自然光のみによる事務室内の照度分布算出例および、自然光+照明を調光した場合の年間照明消費エネルギー削減の検討例を紹介します。

■自然光のみによる事務室内の照度分布算出例
事務室において、Low-E複層ガラスの窓面にブラインドを設置した場合と、窓面室内側の柱間にライトシェルフを設置し、さらにライトシェルフ下部にブラインドを設けた場合の、自然光(天空光のみ)による机上レベルの照度分布を算出しました。


図 照度分布解析例(床上75cm高さの水平面、夏期の日中を想定)

※天空輝度分布:CIE曇天空・直射日光無し、ブラインドスラット角:30度
柱1スパン幅:6.4m、窓面・天井高さ:3.0m、奥行:13.6m

この解析例では、ブラインドのみの場合(左図)、窓面付近の照度は800lx程度ですが、ライトシェルフを設置した場合(右図)は、1000lx以上の照度となり、窓面から離れた室内の奥の方まで自然光が到達しやすい事がわかります。

■自然光利用による年間照明消費エネルギー削減の検討例
上記の事務室において、照度分布の結果をもとに算出した、自然光利用による年間照明消費エネルギー削減の検討例を紹介します。検討パターンは次の通りです。

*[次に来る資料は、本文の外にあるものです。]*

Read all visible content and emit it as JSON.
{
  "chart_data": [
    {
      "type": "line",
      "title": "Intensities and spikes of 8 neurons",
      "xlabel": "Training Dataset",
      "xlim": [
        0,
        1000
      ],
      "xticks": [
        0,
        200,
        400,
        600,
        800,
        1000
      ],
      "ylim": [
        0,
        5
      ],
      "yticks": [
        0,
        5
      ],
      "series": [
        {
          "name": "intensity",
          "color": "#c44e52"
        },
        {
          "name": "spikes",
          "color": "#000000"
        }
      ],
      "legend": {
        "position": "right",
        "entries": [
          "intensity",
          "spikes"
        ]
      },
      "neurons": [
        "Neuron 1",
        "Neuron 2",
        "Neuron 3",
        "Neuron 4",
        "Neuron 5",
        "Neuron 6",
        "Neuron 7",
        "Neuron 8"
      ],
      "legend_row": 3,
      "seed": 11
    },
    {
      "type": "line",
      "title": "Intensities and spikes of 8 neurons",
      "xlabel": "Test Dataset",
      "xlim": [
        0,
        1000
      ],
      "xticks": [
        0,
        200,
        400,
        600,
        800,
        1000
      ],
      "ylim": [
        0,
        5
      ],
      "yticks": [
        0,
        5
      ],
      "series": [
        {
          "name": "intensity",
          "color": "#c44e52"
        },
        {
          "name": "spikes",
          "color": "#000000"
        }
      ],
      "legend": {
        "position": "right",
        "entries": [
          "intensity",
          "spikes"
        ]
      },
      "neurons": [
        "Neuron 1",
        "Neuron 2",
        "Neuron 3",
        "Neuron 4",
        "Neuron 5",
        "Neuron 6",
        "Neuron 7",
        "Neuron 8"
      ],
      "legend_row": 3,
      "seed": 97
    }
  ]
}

  1. ケース1:照明の調光制御を行わない場合(自然光は考慮せず、照明のみで必要照度※とする場合)
  2. ケース2:窓面にブラインドを設置し、自然光+照明が必要照度となるように照明を調光制御した場合
  3. ケース3:ライトシェルフを設置し、さらにライトシェルフ下部にブラインドを設けた場合で、自然光+照明が必要照度となるように照明を調光制御した場合

※ここでは400lxとした

ケース1の照明消費エネルギーを100%とした場合の、年間照明消費エネルギーは次のようになりました。


※就業時間を平日(月~金)、9:00~18:00とした場合の年間照明消費エネルギーを算出した。

ケース1(照明のみ、調光制御無し)と比べて、ケース2(ブラインド、調光制御あり)は17%の削減、ケース3(ライトシェルフ+ブラインド、調光制御有り)は29%削減となりました。

自然光による照明負荷削減の効果を具体的な数値として把握し、省エネルギー手法の検討に役立つ資料作成のお手伝いをいたします。